E o plano inclinado que rapidamente se formou na frente
governativa ainda mais acelerou essa delapidação do efeito novidade da nova maioria.
Chame-se-lhe o que se entender, impreparação, arrogância, incompetência, erro
de casting e de modelo organizacional,
fidelidade canina a um corpo doutrinário da macroeconomia e todo o rol de
impropérios que têm brotado não da esquerda radical mas de opiniões e
testemunhos de gente no espaço de governação. Tudo isso joga a favor de um
processo de desautorização claro e inequívoco da governação.

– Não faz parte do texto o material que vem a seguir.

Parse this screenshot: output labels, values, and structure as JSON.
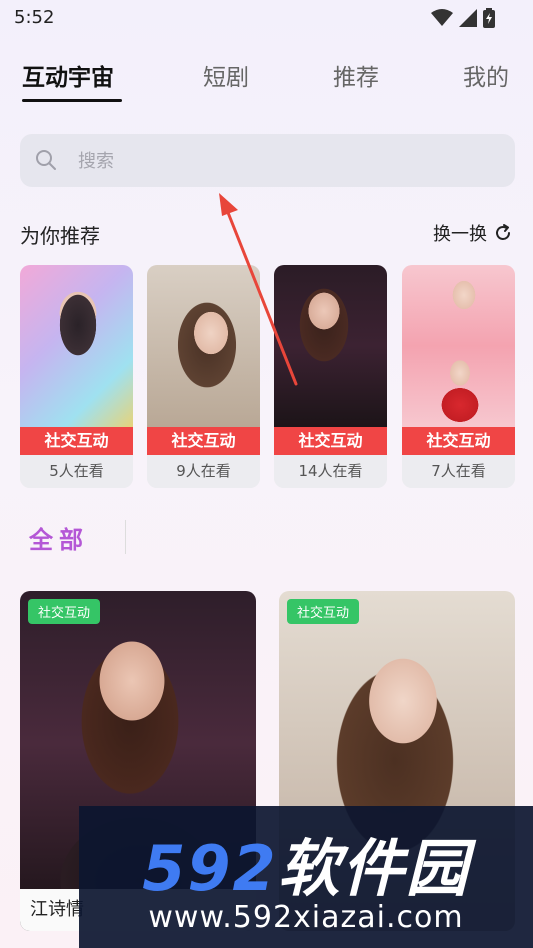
{
  "status": {
    "time": "5:52"
  },
  "tabs": [
    {
      "label": "互动宇宙",
      "active": true
    },
    {
      "label": "短剧",
      "active": false
    },
    {
      "label": "推荐",
      "active": false
    },
    {
      "label": "我的",
      "active": false
    }
  ],
  "search": {
    "placeholder": "搜索",
    "icon": "search-icon"
  },
  "recommend": {
    "title": "为你推荐",
    "refresh_label": "换一换",
    "refresh_icon": "refresh-icon",
    "cards": [
      {
        "tag": "社交互动",
        "viewers": "5人在看"
      },
      {
        "tag": "社交互动",
        "viewers": "9人在看"
      },
      {
        "tag": "社交互动",
        "viewers": "14人在看"
      },
      {
        "tag": "社交互动",
        "viewers": "7人在看"
      }
    ]
  },
  "all": {
    "title": "全部"
  },
  "feed": [
    {
      "tag": "社交互动",
      "name": "江诗情"
    },
    {
      "tag": "社交互动",
      "name": ""
    }
  ],
  "watermark": {
    "brand_number": "592",
    "brand_cn": "软件园",
    "url": "www.592xiazai.com"
  },
  "colors": {
    "tag_red": "#f04545",
    "tag_green": "#35c566",
    "accent_purple": "#b457d6",
    "annotation_arrow": "#e8463a"
  }
}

O assalto fiscal que vai ficar associado ao orçamento
para 2013 simboliza bem esse plano inclinado e uma opção desta natureza cheira
a desfibrilador de último recurso, do tipo “se pegar pega, senão é uma boa
forma de nos vermos livres de tudo isto”. E, sem falar nos comentadores
papagaio, ou seja, os que têm afirmado a tese A e o seu contrário em tão curto
espaço de tempo, mas considerando vozes que continuam a ter algum peso, a perda
de autoridade técnica, política e moral da atual governação é tão clamorosa,
que se sente o vazio de poder.
Para ajudar à festa, a já aqui por várias vezes repetida
auto crítica do FMI, que permitiu concluir que afinal economistas como Olivier
Blanchard ainda têm alguma pinga de vergonha e de coerência, vem mostrar bem às
claras que só segundas e obscuras intenções alemãs poderão justificar no futuro
próximo a ausência de uma qualquer e possível inflexão na condução da crise das
dívidas soberanas.
As ondas de choque da autocrítica do FMI estão ainda
longe de produzir efeitos nas autoridades europeias. Citando Bradford DeLong, o
insípido Olli Rehn terá dito, de retorno a Bruxelas depois de ouvir em público
a senhora Lagarde e os seus economistas a exporem a sua autocrítica, que leria
com atenção o World Economic Outlook do
FMI. Mas lá foi dizendo que o “famigerado efeito-confiança” da consolidação
fiscal não pode ser esquecido, invocando para isso o caso da Bélgica. É
impressionante o saltitar de experiência paradigmática a que temos assistido
nos últimos tempos. Mas fazer de uma economia tão singular e aberta como a Bélgica
é o ponto de referência para toda a zona euro já é pura desonestidade
intelectual.
O plano inclinado dos resgates vai demonstrar para mal
dos nossos bolsos que a questão não é apenas um erro de multiplicadores. É mesmo
o risco das consolidações fiscais se tornarem autodestrutivas, aplicando às economias
do sul a situação típica em que o robot criado foge ao controlo do seu criador,
que estará em causa nos próximos passos.
E, ironia das ironias, quando o contexto da Troika está
cada vez menos homogéneo, com fissuras emergentes na sequência das ondas de
choque da autocrítica do FMI, temos um governo desautorizado na frente interna
e incapaz de esgrimir externamente nesse novo contexto uma nova filosofia para
a aplicação do resgate. A imagem de subserviência de Vítor Gaspar perante o
ministro das Finanças alemão, que bem pode ter sido um simples gesto de
cortesia perante um homem em cadeira de rodas, dificilmente será esquecida.
O lio está cada vez mais enrodilhado. O filme do governo
de personalidades independentes ou afastadas nos últimos tempos de lides partidárias,
capazes de moralizar a ação governativa e simultaneamente ser credível no plano
externo, começa a ser planeado. Será que neste contexto de plano inclinado a
maioria resiste até ao fim da aplicação do memorando, abrindo-se depois uma
consulta eleitoral? Terá o memorando fim?